Ancient Indian scholar

Garga, also known as Vṛddha Garga ("Garga the Elder"), was an ancient Indian scholar of jyotisha. Several Sanskrit-language jyotiḥśāstra works - covering topics such as astrology, astronomy, and divination - are attributed to him. These works were written over several centuries, and are obviously not the work of a single author. Modern scholars generally date the oldest of these works - Gargiya-jyotisha - to the 1st century CE, although the source materials for these works may be much older.

== Biography ==

Garga is also called Vṛddha-Garga ("Garga the Elder") to distinguish him from his later namesakes. He is among the earliest and the most important authors in the jyotisha tradition. Mahabharata 9.36.14-17 describes him as a prominent astrologer who lived at Gargasrota on the banks of the Sarasvati River. Vishnu Purana 2.5.26 states that the mythical serpent Shesha was pleased with Garga and taught him astrology, and thus, Garga became capable of predicting future events by analyzing signs of these events.

The texts attributed to Garga were composed over several centuries. For example, modern scholars generally date Gargiya-jyotisha to the 1st century CE, although the source materials for this text are probably of much earlier origin. On the other hand, the Garga-samhita that features a dialogue between Garga and Bharadvaja was probably composed in 6th-7th century CE. The compilers of the later jyotiḥśāstra texts probably attributed them to Garga because he was an authoritative figure.

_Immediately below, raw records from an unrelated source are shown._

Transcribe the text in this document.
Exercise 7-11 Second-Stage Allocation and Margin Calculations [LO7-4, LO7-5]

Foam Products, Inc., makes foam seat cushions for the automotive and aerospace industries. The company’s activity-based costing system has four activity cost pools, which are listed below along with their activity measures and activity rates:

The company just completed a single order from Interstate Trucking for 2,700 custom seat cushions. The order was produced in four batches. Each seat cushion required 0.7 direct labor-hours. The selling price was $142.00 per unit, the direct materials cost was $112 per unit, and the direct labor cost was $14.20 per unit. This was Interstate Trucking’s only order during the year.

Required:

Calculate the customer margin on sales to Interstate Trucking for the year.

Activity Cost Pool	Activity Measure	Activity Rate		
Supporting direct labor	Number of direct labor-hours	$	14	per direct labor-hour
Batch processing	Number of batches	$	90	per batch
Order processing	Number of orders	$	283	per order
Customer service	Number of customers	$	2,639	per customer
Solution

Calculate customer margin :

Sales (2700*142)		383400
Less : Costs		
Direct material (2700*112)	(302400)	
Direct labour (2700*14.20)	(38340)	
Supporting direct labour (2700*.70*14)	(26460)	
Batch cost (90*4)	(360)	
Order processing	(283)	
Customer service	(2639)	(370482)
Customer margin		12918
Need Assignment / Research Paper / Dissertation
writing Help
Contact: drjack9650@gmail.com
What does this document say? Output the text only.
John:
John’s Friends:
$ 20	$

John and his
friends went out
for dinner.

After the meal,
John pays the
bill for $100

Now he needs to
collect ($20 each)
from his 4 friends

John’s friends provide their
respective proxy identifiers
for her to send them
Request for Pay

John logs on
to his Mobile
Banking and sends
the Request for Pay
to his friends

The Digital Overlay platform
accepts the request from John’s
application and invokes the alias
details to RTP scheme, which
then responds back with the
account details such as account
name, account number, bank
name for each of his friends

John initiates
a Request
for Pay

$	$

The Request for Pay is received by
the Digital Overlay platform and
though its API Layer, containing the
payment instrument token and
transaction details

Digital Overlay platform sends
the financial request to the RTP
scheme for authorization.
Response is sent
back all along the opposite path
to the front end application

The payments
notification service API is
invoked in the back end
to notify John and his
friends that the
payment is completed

References in the Mahabharata suggest that Garga was a well-known scholar. Mahabharata 12.59.117 (Shanti Parva) describes him as an astronomer-astrologer (sāṃvatsara, literally "one who has the knowledge of time"). Mahabharata 13.18.25–26 (Anushasana Parva) refers to the 64 divisions of a work of Garga, a description identical to the one given in the second chapter of the Gargiya-jyotisha. Surya-garbha, a chapter in Narendrayaśas' 585 CE Chinese translation of the Buddhist text Mahasamnipata, describes Garga (jialijia) as a sage who "taught the positions of nakshatras, methods of long and short months and time measurements." Several other works also refer to Garga, including Mina-raja's Vriddha-yavana-jataka (4th century) and the various works of Varahamihira (6th century).

According to David Pingree, much of the material in the works attributed to Garga is derived from Mesopotamian omen literature, but later scholars such as Bill Mak doubt this.

== Works ==

Professor David Pingree has identified 34 distinct jyotisha-related texts which bear a title associated with the name Garga. These texts are certainly not the work of a single author, and cover a wide range of topics including astronomy, horoscopy, planetary omens, and bird divination.

According to Pingree, the following texts include material attributed to Vṛddha-Garga:

1. Gārgīyajyotiṣa (also Vṛddha-Garga-saṃhitā or Vṛddha-Gārgīyā-jyotiṣa-saṃhitā), a 64-chapter dialogue on astral and other omens between Garga and Kraushtuki (called rishi-putra or son of the sage)
2. Garga-saṃhitā, a 37-chapter astrological work that claims to follow Garga's teaching
3. Vṛddha-gārgī-saṃhitā, a dialogue on astrology between Vṛddha-Gārgya (or Vṛddha-Gārgi) and Narada
4. Garga-saṃhitā, a 20-chapter dialogue on astrology and astronomy between Garga and Bharadvaja
5. Gārgya-saṃhitā, a text on astrology, containing at least 12 chapters
6. Uttara-gārgya-saṃhitā or Nārāyaṇīyain, a text containing several chapters, of which only 30-to-51 are extant
7. Several manuscripts titled Garga-saṃhitā, which Pingree could not identify
8. Several short passages claimed to be derived from Garga-saṃhitā - Argha-kāṇḍa, Kākaruta (or Vāyasaruta), Kākavaikṛtya-śānti, Ketūdaya-phala, Jvara-śānti, Dhvajādhyāya, Pallīsaraṭa, and Megha-mālā

As of 2017, none of these works have been edited or published completely.